There were some big comings-and-goings last week, including a big acquisition for Skadden, Arps, Slate, Meagher & Flom. Michele Roberts, one of the country's most famous trial lawyers, joined the firm from Akin, Gump, Strauss, Hauer & Feld. A former Washington, D.C. public defender, Roberts has tried more than 100 civil and criminal cases. Another prominent trial lawyer is on the move. Former Howrey partner Billy Martin joined Dorsey & Whitney last week.
Latham & Watkins finally announced its new office in Boston.
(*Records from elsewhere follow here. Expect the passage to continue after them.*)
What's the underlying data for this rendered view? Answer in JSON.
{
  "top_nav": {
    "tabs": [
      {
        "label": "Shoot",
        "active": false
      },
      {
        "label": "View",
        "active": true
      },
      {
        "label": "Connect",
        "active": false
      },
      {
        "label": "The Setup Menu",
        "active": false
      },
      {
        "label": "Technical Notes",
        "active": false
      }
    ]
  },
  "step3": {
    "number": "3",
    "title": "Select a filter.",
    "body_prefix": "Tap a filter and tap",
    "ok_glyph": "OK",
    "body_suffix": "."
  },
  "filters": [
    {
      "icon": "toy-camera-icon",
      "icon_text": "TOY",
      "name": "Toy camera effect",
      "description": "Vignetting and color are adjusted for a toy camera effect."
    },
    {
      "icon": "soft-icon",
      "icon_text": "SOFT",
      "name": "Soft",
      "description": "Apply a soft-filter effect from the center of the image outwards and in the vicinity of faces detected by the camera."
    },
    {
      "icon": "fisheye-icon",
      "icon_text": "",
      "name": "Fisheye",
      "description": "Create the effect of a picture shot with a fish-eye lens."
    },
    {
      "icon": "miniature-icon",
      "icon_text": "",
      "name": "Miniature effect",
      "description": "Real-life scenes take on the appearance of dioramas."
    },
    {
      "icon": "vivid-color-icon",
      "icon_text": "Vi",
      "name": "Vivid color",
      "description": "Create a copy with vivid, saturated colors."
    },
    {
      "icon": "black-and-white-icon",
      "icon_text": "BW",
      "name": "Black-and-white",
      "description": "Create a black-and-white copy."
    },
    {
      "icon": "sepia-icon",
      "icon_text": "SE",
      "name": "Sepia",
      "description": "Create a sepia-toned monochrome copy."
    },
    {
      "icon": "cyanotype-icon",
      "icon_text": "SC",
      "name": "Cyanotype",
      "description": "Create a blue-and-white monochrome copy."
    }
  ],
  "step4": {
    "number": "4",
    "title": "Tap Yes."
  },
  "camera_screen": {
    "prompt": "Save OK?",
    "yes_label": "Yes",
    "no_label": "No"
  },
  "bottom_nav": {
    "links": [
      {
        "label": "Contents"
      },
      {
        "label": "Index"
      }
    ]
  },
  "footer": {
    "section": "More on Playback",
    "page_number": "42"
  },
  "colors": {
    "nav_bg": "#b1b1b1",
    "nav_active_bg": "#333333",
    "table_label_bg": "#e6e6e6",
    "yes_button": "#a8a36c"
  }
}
The office, which will start with six partners, will focus on mergers and acquisitions and other financial services law. Latham has hired John Chory, Susan Mazur, Peter Handrinos, and Phil Rossetti from WilmerHale, Hans Brigham from Bingham McCutchen, and Alex Temel from Proskauer Rose.
DLA Piper, which already has offices in 29 countries, is expanding its influence to Mongolia. It has signed Mongolian firm C&G Partners to become a "focus firm," meaning DLA Piper will advise the firm and provide resources when necessary.
Jones Day has taken on more Howrey partners, including Dave Steuber, chair of Howrey's insurance recovery practice, and John Froemming, head of Howrey's trademark practice group. The firm also hired Tyrone Childress, David Meyer, Amy Fink, and Susan Kayser.
Mayer Brown could be in for a big payday—Afghanistan's government has retained the firm to help advise the country's development of its mining industry. Experts estimate more than $3 trillion worth of gold, copper, iron ore, and other metals could be found in potential Afghani mines.
Perkins Coie has added three lawyers in Denver, including partner Jason Day.